Kiln - lime, Curraduff, Co. Cork
Co. Cork |
Kilns
On the southern bank of the Glenlara River in Curraduff, a lime kiln sits built into the natural slope of the flood plain, its random-rubble wall still holding an earthen core behind it.
It is an unassuming structure, easy to pass without a second thought, yet it represents a piece of agricultural infrastructure that once shaped how land across Ireland was farmed.
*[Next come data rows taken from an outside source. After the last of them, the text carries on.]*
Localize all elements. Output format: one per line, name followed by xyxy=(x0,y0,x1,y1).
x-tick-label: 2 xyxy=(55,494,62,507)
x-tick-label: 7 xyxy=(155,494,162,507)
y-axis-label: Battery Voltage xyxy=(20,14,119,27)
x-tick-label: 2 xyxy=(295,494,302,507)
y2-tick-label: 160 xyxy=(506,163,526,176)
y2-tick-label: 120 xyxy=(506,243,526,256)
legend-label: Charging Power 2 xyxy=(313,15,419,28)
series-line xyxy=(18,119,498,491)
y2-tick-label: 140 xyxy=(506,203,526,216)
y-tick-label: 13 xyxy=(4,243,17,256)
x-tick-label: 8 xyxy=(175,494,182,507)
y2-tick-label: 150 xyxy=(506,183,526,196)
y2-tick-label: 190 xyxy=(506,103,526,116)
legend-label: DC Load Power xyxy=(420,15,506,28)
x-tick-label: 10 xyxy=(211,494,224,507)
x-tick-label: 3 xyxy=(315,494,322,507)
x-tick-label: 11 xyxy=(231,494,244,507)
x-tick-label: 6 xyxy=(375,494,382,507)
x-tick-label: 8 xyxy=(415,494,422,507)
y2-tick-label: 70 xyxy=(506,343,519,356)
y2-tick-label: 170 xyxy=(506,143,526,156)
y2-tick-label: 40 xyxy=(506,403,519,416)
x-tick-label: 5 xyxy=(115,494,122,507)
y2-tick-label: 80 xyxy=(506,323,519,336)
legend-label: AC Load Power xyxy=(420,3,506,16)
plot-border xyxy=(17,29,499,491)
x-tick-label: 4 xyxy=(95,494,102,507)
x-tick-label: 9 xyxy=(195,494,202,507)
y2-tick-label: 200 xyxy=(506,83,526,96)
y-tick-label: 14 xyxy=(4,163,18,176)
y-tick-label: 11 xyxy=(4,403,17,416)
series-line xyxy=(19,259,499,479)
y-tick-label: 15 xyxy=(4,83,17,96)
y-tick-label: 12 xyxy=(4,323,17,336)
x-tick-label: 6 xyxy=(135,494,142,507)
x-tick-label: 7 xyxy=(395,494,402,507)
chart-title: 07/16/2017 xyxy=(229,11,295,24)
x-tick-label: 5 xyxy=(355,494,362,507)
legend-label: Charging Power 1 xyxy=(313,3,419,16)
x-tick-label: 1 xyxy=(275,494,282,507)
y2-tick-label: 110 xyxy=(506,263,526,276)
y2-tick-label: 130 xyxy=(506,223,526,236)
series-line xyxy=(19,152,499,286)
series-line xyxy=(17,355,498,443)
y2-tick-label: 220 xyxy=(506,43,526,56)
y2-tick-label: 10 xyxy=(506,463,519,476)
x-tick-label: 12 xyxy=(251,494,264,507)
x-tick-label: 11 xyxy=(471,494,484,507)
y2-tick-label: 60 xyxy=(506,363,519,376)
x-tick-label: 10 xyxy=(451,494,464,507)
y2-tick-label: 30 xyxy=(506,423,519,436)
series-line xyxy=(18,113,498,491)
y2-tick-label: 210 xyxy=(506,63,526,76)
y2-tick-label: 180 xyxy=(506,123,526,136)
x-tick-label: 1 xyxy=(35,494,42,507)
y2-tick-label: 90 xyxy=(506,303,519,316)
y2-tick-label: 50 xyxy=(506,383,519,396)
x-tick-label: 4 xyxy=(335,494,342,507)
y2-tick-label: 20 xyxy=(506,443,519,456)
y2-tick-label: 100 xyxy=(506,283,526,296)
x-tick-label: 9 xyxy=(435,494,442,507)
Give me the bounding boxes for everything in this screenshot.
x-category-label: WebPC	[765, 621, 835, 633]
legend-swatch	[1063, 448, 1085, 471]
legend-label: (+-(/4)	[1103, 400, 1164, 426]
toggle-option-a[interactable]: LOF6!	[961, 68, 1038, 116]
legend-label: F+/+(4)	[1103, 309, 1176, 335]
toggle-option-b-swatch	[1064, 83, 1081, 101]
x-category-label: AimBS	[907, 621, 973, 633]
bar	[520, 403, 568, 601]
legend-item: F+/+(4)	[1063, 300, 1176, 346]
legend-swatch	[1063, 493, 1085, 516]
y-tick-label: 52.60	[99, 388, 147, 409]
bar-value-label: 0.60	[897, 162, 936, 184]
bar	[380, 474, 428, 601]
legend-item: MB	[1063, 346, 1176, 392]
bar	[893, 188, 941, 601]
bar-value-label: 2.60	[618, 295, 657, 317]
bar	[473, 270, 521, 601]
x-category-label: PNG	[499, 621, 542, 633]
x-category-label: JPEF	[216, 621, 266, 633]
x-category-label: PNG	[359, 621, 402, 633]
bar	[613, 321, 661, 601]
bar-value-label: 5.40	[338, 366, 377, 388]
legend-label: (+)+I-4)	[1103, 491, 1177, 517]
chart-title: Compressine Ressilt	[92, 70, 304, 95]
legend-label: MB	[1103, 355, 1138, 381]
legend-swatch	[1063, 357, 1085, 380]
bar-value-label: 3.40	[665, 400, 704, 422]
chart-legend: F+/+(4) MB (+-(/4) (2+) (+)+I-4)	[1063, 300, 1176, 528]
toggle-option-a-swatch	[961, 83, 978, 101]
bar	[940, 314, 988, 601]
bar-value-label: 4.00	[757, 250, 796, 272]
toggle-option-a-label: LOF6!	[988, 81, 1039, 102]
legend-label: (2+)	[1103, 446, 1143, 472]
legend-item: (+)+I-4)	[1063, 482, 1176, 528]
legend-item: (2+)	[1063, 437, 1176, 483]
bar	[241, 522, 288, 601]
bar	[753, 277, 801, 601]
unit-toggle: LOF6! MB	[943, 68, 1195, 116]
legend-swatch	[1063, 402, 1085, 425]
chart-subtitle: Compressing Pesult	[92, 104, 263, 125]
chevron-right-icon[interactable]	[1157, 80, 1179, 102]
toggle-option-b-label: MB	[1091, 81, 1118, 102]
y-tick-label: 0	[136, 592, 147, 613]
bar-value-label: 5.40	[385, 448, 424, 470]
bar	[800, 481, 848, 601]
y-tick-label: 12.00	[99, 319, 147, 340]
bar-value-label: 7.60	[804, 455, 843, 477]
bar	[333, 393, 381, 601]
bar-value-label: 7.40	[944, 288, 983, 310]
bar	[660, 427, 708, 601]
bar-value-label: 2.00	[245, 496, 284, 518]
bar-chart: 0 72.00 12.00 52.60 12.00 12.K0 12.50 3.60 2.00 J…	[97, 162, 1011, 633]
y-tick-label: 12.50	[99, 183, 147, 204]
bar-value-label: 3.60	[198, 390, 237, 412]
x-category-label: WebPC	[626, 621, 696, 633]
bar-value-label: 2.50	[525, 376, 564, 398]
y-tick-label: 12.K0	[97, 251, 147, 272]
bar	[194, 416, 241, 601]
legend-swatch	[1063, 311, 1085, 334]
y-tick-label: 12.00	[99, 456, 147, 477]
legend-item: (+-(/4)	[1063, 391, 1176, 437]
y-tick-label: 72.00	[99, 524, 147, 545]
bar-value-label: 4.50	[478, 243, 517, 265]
Lime kilns were used to burn limestone at high temperatures, producing quicklime that farmers spread on acidic soils to improve fertility. This example was constructed with the slope doing much of the structural work, the hillside effectively acting as a retaining body for the kiln's back wall. The front elevation, facing north, stands roughly 3.5 metres high and 4.5 metres wide, with an arched recess cut into it measuring about 1.6 metres high and just over 2 metres wide, where the burnt lime would have been drawn out. At the rear, sloping slabs lead down to a stoking hole and an opening at the base, through which fuel was fed to maintain the fire. Behind the structure, a funnel, now heavily overgrown, marks where limestone and fuel were loaded in from above. The whole arrangement is typical of the draw kiln design, in which the charge of stone and fuel was fed in at the top and the finished lime extracted from below in a more or less continuous process.